▲恨みたい相手を思い浮かべながらストレス解消。「呪いのわら人形」の販売元が掲載した写真/インターネット・キャプチャー

 カナダのウィルフリッドローリエ大学の研究陣は、「呪いのわら人形」に向かって腹を立てると、そうでないときに比べて実際のストレス数値が下がるという事実を実験で証明し、2018年に「イグノーベル賞(人々を笑わせ、そして考えさせてくれる研究に与えられる賞)」を受賞した。「仮想の復讐に価値がある」というわけだ。ただし亜州大学心理学科のキム・ギョンイル教授は「人形が呪いの対象とあまりにも同じ姿をしている場合、効果はむしろ半減する可能性がある」と助言する。昨年出版した書籍に掲載された「呪いのわら人形、本当に効果があるのだろうか」という文章だ。「呪おうとする人とそっくりな人形にピンを刺すと、その人に本当に物理的な傷害を与えているようで罪悪感を感じることがあるからです。つまり、自分自身をコントロールできず、行き過ぎた行動を取ったのではないかと後悔することで、心が浄化されるよりもかえって気分が悪くなることもあります」

■呪い、合法と不法の間

 「呪いのわら人形」の販売者側は、「効果は立証されていない」と逃げ道を設けながらも「呪う相手の髪の毛、または爪、あるいは生年月日が書かれた紙と一握りのお米を袋に入れて人形と一緒に縛れ」という根拠のない使用方法を掲載したり、「鋭いくぎやはさみで痛みを与えるような思いで刺せ」などと刺激したりする。何ともふに落ちないが、このような呪いは刑事処罰の対象にならないというのが法曹界の判断だ。法務法人のスアン・チョソンウ弁護士は「一人で人形に呪いをかけるだけでは相手に対する害悪が告知されず、脅迫罪などが成立しない」としながらも「ソーシャルメディアなどを通じて相手を特定できる手がかりが写真や映像で流通される場合、侮辱罪として処罰される恐れがある」と説明する。
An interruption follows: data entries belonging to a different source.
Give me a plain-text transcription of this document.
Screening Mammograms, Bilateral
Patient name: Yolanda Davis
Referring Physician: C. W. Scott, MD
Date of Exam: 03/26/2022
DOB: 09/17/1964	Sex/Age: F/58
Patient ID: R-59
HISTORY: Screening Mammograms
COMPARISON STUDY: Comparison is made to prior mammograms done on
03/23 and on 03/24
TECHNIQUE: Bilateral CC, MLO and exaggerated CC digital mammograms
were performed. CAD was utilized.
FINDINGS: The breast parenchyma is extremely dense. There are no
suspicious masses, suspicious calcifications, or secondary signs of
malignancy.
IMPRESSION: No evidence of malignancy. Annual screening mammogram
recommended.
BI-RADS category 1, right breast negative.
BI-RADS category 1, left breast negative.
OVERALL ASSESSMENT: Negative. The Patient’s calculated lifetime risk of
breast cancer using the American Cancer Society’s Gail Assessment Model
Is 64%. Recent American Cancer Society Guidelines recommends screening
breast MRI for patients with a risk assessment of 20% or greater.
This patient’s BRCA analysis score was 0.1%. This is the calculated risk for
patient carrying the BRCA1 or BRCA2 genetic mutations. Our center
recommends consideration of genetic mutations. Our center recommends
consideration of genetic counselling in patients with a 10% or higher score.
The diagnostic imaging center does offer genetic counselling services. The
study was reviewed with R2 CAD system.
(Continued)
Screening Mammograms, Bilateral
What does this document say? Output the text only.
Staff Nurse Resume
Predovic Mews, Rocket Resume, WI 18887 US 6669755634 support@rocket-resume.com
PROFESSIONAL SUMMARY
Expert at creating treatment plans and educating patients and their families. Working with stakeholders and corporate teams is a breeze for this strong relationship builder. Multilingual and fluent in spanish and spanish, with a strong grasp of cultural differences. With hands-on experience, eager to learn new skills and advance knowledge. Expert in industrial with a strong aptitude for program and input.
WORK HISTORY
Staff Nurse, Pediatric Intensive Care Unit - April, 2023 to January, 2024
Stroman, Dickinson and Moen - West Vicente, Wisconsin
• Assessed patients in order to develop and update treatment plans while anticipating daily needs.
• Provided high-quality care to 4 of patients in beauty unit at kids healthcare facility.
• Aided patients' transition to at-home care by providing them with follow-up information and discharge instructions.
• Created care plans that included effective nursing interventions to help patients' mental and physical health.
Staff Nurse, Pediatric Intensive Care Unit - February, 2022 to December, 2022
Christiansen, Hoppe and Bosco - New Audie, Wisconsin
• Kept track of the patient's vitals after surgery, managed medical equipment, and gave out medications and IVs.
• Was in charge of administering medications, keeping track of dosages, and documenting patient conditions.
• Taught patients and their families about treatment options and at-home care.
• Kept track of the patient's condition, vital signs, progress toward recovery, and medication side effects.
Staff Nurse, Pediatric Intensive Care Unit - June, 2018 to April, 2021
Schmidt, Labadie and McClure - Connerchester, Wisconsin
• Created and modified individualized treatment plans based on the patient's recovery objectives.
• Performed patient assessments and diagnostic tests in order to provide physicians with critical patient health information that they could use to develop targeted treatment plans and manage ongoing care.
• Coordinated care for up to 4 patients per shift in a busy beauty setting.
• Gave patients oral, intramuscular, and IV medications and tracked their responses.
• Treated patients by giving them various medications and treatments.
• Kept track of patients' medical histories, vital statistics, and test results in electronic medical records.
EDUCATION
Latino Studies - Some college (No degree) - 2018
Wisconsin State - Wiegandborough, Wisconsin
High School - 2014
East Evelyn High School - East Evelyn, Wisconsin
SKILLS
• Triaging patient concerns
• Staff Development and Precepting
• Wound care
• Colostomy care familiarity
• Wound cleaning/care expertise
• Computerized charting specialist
 時には公開的に呪いが行われることもある。今年2月、ある左派市民団体は、大統領の顔写真を貼った人形におもちゃの弓を射る「尹錫悦(ユン・ソンニョル)大統領に弓を射る」という呪いのイベントを開催したことで市民たちの反感を買ったほか、昨年の大統領選挙期間には反対陣営のある支持者が「これから五殺儀式を始める」とし、尹大統領をモチーフした人形を鋭い凶器で刺し通す写真をフェイスブックに掲載。大きな問題となった。批判が激しさを増したことで、ネット上の内容は削除された。

■呪いとは2度にわたって墓を掘る行為

 呪い(韓国語でチョジュ)を反対に書くと「躊躇(チュジョ)」になる。「殺したいくらいに憎い人がいるから購入したが、いざ商品を受け取ってみると呪いをかけるかどうか迷ってしまいます。怒りが収まったら、自分自身のために祈ろうと思います」。復讐の旅に出る前は、二つの墓を掘れという逸話がある。誰かを傷つけようとするとき、自分もけがをする恐れがあるというわけだ。「本当にここまでしなければならないかと思いながらも、私を苦しめた人間のために注文しました。ところで呪いをかけようと思い立った瞬間から、ずっと体の調子が良くありません」。否定的な気運が全身を支配したためだ。

 呪いのわら人形は古今東西を問わず長い歴史を有しているが、常に災いと共にあった。燕山君の母親であるペビ・ユン氏、粛宗の側室であるチャン・ヒビンなどが呪いのわら人形で悪行を行い、死薬(死刑の際に飲ませる薬)を飲まされたと伝えられている。「世宗実録」にも身の毛のよだつような記録が残されている。1424年、いとことの不倫が公になることを恐れ、夫を殺そうとした済州島の女、チャンイ(長伊)。夫の髪の毛と草で巫女(みこ)にわら人形を作らせ、全身にユズのとげを刺し、3日以内に急死するよう書いた呪いのお札まで使って神堂の下に埋めた。夫は数日もしないうちに亡くなったという。しかし結局、犯行は発覚し、チャンイは凌地(りょうち)処死(徐々に痛みを伴う処刑)に処され、共謀者たちも大きな罰を受けた。